The conference held in Kenya is a combination of two events that were initially set to be organised at the same time. “The Eastern Africa Conference on Scaling up Agroecology and Ecological Organic Trade” and the “1st All Africa Congress on Synthetic Pesticides, Environment, and Human Health“. Scrolling through the list of organisers and participants, it’s most notable that agencies, institutions, and organisations that don’t endorse agroecology, or have a scientific view on herbicides and GMOs contrary to the pushed narrative, won’t be present. Seemingly, some people were not supposed to ruin the party.

And a party it will be.

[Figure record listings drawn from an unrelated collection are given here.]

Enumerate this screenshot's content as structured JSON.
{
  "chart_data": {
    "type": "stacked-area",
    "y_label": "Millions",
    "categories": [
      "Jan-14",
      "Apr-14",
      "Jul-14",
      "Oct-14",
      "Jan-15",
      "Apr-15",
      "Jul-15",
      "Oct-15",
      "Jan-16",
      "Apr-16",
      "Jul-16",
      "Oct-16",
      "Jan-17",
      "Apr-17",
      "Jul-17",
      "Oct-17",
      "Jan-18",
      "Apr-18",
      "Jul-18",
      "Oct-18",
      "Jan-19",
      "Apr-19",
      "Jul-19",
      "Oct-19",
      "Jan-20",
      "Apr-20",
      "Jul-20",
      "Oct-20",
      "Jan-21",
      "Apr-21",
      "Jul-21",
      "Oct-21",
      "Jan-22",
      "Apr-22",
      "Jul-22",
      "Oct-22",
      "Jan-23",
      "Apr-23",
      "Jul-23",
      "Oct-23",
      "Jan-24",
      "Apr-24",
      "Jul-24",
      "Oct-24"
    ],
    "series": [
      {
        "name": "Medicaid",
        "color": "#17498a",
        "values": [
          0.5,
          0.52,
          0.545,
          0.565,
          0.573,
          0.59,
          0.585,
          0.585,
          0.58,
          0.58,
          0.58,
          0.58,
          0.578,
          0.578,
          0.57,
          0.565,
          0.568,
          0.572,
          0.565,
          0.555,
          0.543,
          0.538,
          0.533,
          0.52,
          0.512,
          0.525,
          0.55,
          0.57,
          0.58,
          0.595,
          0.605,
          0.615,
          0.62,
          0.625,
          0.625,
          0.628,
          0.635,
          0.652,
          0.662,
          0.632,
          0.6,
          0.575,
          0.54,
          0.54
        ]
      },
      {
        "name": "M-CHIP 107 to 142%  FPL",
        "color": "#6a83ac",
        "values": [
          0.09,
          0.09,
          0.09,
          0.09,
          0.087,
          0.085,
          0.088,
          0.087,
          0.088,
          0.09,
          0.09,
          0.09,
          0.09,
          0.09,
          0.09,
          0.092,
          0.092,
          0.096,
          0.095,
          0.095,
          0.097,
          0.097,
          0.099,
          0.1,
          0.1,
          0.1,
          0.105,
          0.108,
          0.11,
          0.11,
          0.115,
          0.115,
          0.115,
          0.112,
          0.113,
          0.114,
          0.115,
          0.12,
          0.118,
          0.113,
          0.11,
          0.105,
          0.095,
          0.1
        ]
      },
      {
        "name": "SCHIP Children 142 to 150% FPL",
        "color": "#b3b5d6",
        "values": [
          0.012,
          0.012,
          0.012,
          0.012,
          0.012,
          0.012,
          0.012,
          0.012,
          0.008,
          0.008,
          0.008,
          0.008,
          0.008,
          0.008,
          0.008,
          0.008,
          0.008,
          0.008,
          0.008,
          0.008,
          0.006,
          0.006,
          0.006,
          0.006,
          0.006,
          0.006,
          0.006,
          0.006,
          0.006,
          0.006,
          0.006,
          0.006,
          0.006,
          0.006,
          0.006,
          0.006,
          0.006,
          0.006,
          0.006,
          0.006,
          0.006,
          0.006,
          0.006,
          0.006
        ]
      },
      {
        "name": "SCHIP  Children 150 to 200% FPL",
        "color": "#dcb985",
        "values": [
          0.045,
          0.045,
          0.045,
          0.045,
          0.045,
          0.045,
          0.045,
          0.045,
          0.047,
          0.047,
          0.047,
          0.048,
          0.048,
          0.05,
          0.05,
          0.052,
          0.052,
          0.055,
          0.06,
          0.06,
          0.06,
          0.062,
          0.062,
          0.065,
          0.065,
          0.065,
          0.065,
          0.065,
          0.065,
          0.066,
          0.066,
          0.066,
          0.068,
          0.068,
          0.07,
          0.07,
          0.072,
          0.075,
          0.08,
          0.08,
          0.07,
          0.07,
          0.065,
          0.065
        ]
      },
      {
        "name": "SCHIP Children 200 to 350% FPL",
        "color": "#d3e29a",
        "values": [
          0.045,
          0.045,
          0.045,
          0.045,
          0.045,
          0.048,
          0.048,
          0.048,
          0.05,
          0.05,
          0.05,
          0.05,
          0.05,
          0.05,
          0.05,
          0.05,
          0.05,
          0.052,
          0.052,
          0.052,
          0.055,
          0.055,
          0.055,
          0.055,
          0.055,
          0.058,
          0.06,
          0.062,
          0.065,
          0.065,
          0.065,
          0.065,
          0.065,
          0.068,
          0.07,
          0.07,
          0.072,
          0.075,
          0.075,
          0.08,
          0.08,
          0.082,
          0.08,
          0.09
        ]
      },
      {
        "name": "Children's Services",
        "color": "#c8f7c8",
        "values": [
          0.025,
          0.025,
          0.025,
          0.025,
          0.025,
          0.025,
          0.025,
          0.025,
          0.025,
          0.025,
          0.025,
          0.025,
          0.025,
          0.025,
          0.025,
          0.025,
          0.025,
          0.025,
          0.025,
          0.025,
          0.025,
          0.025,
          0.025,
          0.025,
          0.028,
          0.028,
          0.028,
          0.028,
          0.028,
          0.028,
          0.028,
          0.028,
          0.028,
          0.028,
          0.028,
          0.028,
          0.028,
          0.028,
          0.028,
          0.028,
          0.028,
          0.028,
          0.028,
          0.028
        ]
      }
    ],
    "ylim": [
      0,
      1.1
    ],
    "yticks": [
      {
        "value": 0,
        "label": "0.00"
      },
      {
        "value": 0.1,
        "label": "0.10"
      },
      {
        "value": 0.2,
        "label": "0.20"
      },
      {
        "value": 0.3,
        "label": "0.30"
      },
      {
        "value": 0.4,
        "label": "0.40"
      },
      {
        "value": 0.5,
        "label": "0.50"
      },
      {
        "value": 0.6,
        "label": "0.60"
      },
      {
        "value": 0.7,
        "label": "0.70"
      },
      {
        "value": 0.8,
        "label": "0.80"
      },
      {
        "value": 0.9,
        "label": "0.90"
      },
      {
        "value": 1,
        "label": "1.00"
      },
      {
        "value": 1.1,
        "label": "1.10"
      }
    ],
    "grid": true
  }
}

That is, at least, if you’re of the belief that the end justifies the means when spreading misinformation about pesticides and GMOs.

One of the speakers at the conference is Gilles-Eric Séralini, a French biologist and anti-GMO activist. He is famous for his 2012 study claiming to demonstrate that that rats fed with genetically modified corn reported an increase in tumours. What followed was coined the “Séralini affair”, with various regulatory authorities and scientists dismissing the study for deep-rooted methodological flaws. The study was later retracted, and four recent government-funded studies (three by the EU and one by France) have now thoroughly refuted the Seralini thesis. 

Other speakers speakers include fringe scientists Don Huber and Judy Carmen, both of whom have made similar – and similarly debunked – claims about GMOs, and Tyrone Hayes, who is famous for his claim, now championed by conspiracy monger Alex Jones, that the herbicide atrazine, in his words “turns frogs gay”. Such an invite would be discrediting for any major organisation, but seemingly the FAO doesn’t seem to care.

And still, even though the conference disreputes itself merely by its choice of speakers, agroecology is making leaps forward (pun intended). Through the FAO, these policies are increasingly being required by international governmental organisations and NGOs as a condition of receiving financial aid.

Now that it is expanding to Africa, which is in desperate need of mechanisation and of efficient farming methods, it needs to be called out for what it is: anti-science activism, based on environmentalist fantasies. Agroecology as a political doctrine, has no place in science-based policy discourse, and its promotion – given the scientific knowledge we have to today – is immoral. It needs to be stopped.